第34回(1998年02月号掲載)

白毫寺

 春寒の頃の奈良町では、「お彼岸もすんだというのに、いつまでも寒いですね。」「“暑さ寒さも彼岸まで、まだあるわいな一切経”って言いますから、お互いに風邪をひかないように気をつけましょうね。」といった挨拶がよく交わされる。この場合の一切経は、経そのものを指すのではなく、毎年四月八日に白毫寺で勤修される一切経法要が済めば、本格的な春が大和路に訪れるという意味だ。
 高円山の西麓にある白毫寺は、その昔、天智天皇の第七皇子「志貴皇子」のお住居春日宮のあとを、皇子の没後寺にしたと伝えられる。
 大海皇子(後の天武天皇)と志貴皇子のお兄さんである大友皇子の間に起った壬申の乱が終わり、天武天皇の時代になると、天智天皇の皇子達は、むつかしい立場になる訳だが、志貴皇子は政治面に出しゃばって行く野望もなく、ひっそりと静謐な高円の野辺を好み、万葉集に繊細な秀歌を残された。
石走る 垂水の上の さわらびの/萌え出づる春に/なりにけるかも(巻8 ― 1418)
 といった美しい自然を詠んだ歌もあるし、
むささびは 木末求むと/あしひきの/山の猟夫に あいにけるかも(巻3 ― 267)
 木末を求めて飛び出したばかりに山の狩人に捕まってしまったむささびよ、かわいそうに、という歌には、皇子のお心をしのばすものがある。
 それから五百年位たって荒れ果てていた寺を、鎌倉時代に西大寺中興の祖、興正菩薩叡尊が白毫寺も再興整備された。

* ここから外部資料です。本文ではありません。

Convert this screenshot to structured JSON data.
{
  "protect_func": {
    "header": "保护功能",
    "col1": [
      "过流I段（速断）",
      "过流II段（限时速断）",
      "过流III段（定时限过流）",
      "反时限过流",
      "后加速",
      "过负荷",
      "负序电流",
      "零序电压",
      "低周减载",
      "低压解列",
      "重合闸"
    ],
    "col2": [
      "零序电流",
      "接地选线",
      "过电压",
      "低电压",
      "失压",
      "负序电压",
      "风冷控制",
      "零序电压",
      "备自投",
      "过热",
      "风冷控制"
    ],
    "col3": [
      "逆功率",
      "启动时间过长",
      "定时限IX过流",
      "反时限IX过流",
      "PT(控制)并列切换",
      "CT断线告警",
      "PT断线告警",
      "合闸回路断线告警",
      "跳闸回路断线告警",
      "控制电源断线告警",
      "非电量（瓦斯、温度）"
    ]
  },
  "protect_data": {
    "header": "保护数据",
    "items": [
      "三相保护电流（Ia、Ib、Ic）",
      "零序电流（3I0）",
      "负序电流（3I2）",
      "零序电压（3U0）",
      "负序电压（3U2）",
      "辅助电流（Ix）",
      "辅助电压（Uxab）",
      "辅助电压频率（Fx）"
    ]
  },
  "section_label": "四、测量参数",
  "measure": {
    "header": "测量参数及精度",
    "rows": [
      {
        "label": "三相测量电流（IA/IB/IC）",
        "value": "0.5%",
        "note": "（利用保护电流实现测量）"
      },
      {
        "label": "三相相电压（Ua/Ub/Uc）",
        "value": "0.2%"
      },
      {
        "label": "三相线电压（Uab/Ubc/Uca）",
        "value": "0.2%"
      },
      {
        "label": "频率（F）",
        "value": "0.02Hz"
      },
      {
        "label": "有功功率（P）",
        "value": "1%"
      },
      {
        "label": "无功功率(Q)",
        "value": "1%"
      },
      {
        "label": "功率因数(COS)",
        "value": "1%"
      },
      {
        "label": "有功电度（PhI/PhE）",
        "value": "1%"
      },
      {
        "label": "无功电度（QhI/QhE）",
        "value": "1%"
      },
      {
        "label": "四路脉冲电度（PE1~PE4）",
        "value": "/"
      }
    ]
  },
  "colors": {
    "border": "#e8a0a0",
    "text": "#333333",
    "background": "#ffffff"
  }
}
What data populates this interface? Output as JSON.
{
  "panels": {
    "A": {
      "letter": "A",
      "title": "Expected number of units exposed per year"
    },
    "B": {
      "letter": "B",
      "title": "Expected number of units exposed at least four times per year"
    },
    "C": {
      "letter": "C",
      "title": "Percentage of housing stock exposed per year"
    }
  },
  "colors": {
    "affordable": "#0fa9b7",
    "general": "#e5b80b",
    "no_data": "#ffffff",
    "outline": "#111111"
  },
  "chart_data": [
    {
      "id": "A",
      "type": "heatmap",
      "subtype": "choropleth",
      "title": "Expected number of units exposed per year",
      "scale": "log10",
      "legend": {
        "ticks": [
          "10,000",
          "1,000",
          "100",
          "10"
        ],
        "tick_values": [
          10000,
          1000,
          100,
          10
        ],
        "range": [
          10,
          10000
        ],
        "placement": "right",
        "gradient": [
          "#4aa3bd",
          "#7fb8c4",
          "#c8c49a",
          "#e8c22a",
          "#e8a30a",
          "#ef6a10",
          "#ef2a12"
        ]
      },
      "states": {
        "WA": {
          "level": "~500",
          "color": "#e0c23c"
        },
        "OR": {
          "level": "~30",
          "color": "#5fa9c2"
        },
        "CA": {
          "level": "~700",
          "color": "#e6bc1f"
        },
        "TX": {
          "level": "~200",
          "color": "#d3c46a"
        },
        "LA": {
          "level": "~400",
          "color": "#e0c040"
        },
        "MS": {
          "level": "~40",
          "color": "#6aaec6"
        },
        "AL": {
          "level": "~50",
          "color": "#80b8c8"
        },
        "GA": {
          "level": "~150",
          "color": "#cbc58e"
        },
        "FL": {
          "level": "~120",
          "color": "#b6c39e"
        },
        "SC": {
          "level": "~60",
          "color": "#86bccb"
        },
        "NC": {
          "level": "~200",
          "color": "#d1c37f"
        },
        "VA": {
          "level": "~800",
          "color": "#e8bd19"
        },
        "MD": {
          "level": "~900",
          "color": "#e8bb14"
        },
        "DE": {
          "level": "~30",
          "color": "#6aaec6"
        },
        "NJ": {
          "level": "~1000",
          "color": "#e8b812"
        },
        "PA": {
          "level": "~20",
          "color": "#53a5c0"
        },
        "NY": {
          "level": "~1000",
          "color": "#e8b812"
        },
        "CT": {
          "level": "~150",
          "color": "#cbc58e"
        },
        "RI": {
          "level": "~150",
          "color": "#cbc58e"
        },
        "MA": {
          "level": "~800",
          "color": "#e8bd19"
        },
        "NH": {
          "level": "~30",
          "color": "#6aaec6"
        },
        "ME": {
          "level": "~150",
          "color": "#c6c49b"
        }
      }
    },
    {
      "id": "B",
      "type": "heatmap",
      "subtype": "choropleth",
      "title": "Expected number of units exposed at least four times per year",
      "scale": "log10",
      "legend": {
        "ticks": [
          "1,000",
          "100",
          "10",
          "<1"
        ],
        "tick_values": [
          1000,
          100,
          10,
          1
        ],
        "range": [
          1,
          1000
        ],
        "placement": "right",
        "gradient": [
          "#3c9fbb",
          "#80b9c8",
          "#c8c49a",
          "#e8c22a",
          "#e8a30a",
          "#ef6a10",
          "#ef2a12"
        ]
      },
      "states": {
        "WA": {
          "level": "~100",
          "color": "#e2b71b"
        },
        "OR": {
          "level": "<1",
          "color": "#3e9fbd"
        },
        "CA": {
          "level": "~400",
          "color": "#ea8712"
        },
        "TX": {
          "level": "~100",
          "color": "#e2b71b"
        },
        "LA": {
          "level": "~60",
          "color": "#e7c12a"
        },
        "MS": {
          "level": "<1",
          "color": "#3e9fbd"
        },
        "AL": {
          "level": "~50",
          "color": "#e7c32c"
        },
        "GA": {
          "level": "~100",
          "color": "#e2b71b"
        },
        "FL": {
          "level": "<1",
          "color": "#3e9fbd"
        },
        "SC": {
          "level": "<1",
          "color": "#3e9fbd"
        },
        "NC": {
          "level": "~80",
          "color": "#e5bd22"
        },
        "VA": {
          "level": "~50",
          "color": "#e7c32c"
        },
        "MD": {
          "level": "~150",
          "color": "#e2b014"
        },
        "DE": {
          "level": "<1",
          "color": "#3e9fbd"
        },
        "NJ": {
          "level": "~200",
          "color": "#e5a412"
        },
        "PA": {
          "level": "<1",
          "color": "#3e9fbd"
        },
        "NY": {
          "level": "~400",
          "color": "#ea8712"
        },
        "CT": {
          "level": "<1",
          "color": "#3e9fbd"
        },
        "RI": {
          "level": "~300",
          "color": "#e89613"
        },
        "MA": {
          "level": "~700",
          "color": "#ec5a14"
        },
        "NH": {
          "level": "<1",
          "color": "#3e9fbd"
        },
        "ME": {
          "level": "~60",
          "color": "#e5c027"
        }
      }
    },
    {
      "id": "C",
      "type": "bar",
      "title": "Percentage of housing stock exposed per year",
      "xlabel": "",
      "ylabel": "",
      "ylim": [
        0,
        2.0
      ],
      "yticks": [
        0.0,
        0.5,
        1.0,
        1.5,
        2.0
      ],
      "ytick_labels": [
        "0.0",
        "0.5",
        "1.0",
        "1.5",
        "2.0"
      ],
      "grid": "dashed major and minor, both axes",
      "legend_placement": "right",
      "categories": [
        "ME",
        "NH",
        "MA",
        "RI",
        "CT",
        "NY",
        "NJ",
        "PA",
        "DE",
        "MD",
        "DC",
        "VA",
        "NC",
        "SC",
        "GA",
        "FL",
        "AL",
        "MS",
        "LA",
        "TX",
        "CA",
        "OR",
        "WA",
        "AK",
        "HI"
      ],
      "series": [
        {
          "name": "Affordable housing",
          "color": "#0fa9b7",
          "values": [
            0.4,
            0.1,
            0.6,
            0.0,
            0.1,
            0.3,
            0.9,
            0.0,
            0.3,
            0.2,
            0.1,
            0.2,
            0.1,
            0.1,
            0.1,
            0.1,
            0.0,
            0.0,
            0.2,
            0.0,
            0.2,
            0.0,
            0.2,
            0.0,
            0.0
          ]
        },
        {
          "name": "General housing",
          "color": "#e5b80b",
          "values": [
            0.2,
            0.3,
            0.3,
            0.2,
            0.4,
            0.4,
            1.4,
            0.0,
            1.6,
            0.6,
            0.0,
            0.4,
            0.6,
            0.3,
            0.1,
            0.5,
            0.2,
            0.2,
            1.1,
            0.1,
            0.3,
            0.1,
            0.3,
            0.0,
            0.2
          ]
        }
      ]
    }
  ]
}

叡尊のお弟子さんの道昭大徳が、弘長元年(1262)宋にわたって、艱難辛苦の上、大宋一切経の摺本を持って帰られたので、それ以来この寺を一切経寺と呼び、四月八日には、先に述べたとおり、一切経法要が営まれている。
 その頃、境内では樹齢四百年の五色椿(奈良三銘椿の一つで県天然記念物)はじめ沢山の椿が見事に咲き揃う。秋には参道の石段横から境内一帯に萩が咲いて、
高円の 野辺の秋萩 いたづらに/咲きか散るらむ 見る人無しに(巻2 ― 231)
 笠朝臣金村の志貴皇子への挽歌の風情をしのばせる。
 白毫寺のご本尊は阿弥陀如来様であるが、白毫寺というと、閻魔詣(一月十五日と七月十六日)を連想する程、閻魔様で有名である。重要文化財の木彫閻魔王坐像は鎌倉時代の作で、中国風の道服をまとい、真っ赤な顔は、目と口を大きくカッとあけた恐ろしい形相でにらみつけておられる。左右には待者の司命と司録の像がひかえている。司命は半跏像で、身体の前に巻物をひろげ、亡者の生前の悪業を読み上げている。司録も半跏像で、虎の毛皮を敷き、右手には筆を持ち、左手に持った一メートル程の木札に閻魔庁の裁判の記録を書き記している。三体とも見事な出来である。
 見るもおそろしげな閻魔様であるが、閻魔様の本地佛はお地蔵様で、死後三十五日目に閻魔王として、六道のどの道に進むかの判定を下し、けじめをつけた後で、地蔵菩薩のお姿で現れて救済の側にまわって下さるのだそうだ。
 境内には石造の地蔵十王像がまつられている。十王とは死後の世界で亡者を裁く十人の王のことで、死者は初七日には秦広王、二七日には初江王、三七日には宋帝王、四七日には五官王、五七日には閻魔王、六七日には変成王、七七日には太山王、百ヶ日には平等王、一周忌には都市王、三回忌には五道転輪王によって、それぞれ裁きを受けるとされている。そして、初七日の秦広王は不動明王、四十九日を担当されている太山王は薬師如来、三回忌の五道転輪王は阿弥陀如来というように、それぞれ本地佛がある。けじめをつけられた後は救済して下さるという信仰で、このお寺が再興された鎌倉時代は、特に十王信仰が盛んであったという。
 昭和五十年一月十五日の閻魔詣に主人と一緒にお参りしたら、福引をしておられた。それを引いたところ、二つしか用意しておられなかったという特賞が、主人と私に当たった。その年、長女の家には佐智子という女の子、長男には朗という男の子を授かったのは、忘れ難い思い出として感謝している。